La convergencia de estos tres rasgos en las plazas públicas pareció vacunar al país contra la emergencia de los movimientos ultraderechistas ya muy presentes en el resto de Europa. Hoy sabemos que sólo la aplazó. Diez años después, por una mezcla de errores propios y de dinamita ajena, el nuevo incumplimiento de promesas, esta vez por parte de la llamada “nueva política”, ha dejado expedito el camino a esa derecha iliberal que, para recuperar el poder, se tiene que radicalizar y violar, en sentido contrario, las mismas reglas de juego que al 15M se le antojaban insuficientes y oprimentes.
La victoria de Ayuso, con su asidero en Vox, tiene algo de sueño siniestro. Porque se ha construido, en efecto, desde la demolición de los tres rasgos citados del 15M; desde su inversión literal. Frente a la amnesia potencialmente fecunda, PP y Vox han rememorizado la peor España, restaurando un marco de confrontación que parecía olvidado o, al menos, embridado entre paréntesis. Toda la campaña de Ayuso, en este contexto sanitario de excepción, ha estado basada, como sabemos, en la insurrección agresiva y demagógica contra el “gobierno social-comunista” de Sánchez, desafuero verbal al que a menudo, desde UP, se ha respondido como deseaban sus rivales. Todos volvemos a tener memoria; se nos han pasado las ganas de olvidar; nos han vuelto las ganas de matarnos.
Inseparable de esta recuperación de la memoria, las elecciones han confirmado también la restauración del eje izquierda/derecha que el 15M había debilitado. Esta restauración es la condición misma de otra concomitante, la del régimen del 78, ahora en una versión mucho más pugnaz e inestable. El PSOE creía poder manejarla en su favor, pero sus muchos errores han facilitado el retorno de un PP que hasta el 4M se mostraba encogido y cabizbajo: los socialistas no han sabido aliviar las tensiones en Catalunya, quisieron deshacerse de UP con la fallida moción de censura en Murcia y no han sido valientes en sus medidas sociales contra la pandemia. El PSOE parece estar acometiendo de nuevo su especialidad histórica, legado del “liberalismo” decimonónico español: la de entregar el “pueblo”, empobrecido y desalentado, a la derecha más cavernícola.

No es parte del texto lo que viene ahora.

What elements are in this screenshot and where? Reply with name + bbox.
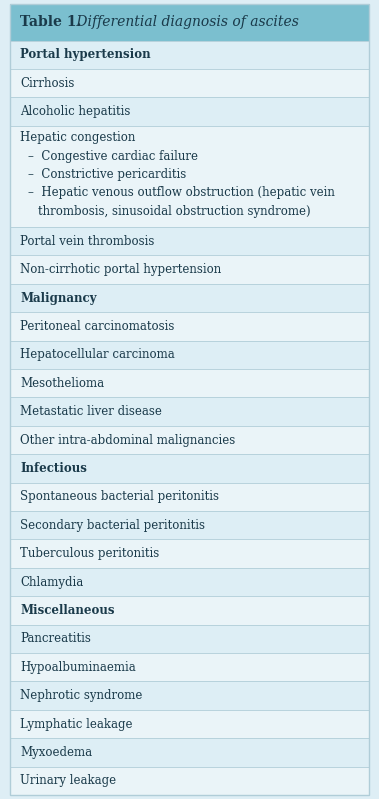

Finalmente, frente a los cuidados no identitarios del 15M, la campaña de Ayuso se ha apoyado en ese descuido identitario que ha llamado salvajemente “libertad”. Descuido porque ha interpelado los egoísmos hedonistas de la antropología neoliberal milagrosamente suspendida hace diez años en la Puerta del Sol; e identitaria porque ha ido acompañada de la construcción inédita de una “identidad madrileña”. El nombre de “Madrid”, por primera vez desde 1978, ya no nombra, por sinécdoque, el gobierno central sino el territorio de Ayuso y su “separatismo” rebelde, una especie de remedo cañí del procesismo catalán que, a diferencia de éste, después de succionar las riquezas circundantes, puede aspirar a determinar la suerte del país: “Madrid es España dentro de España”. O como quiera que se formule la coincidencia final de las dos valvas: Madrid taberna y Madrid funeral.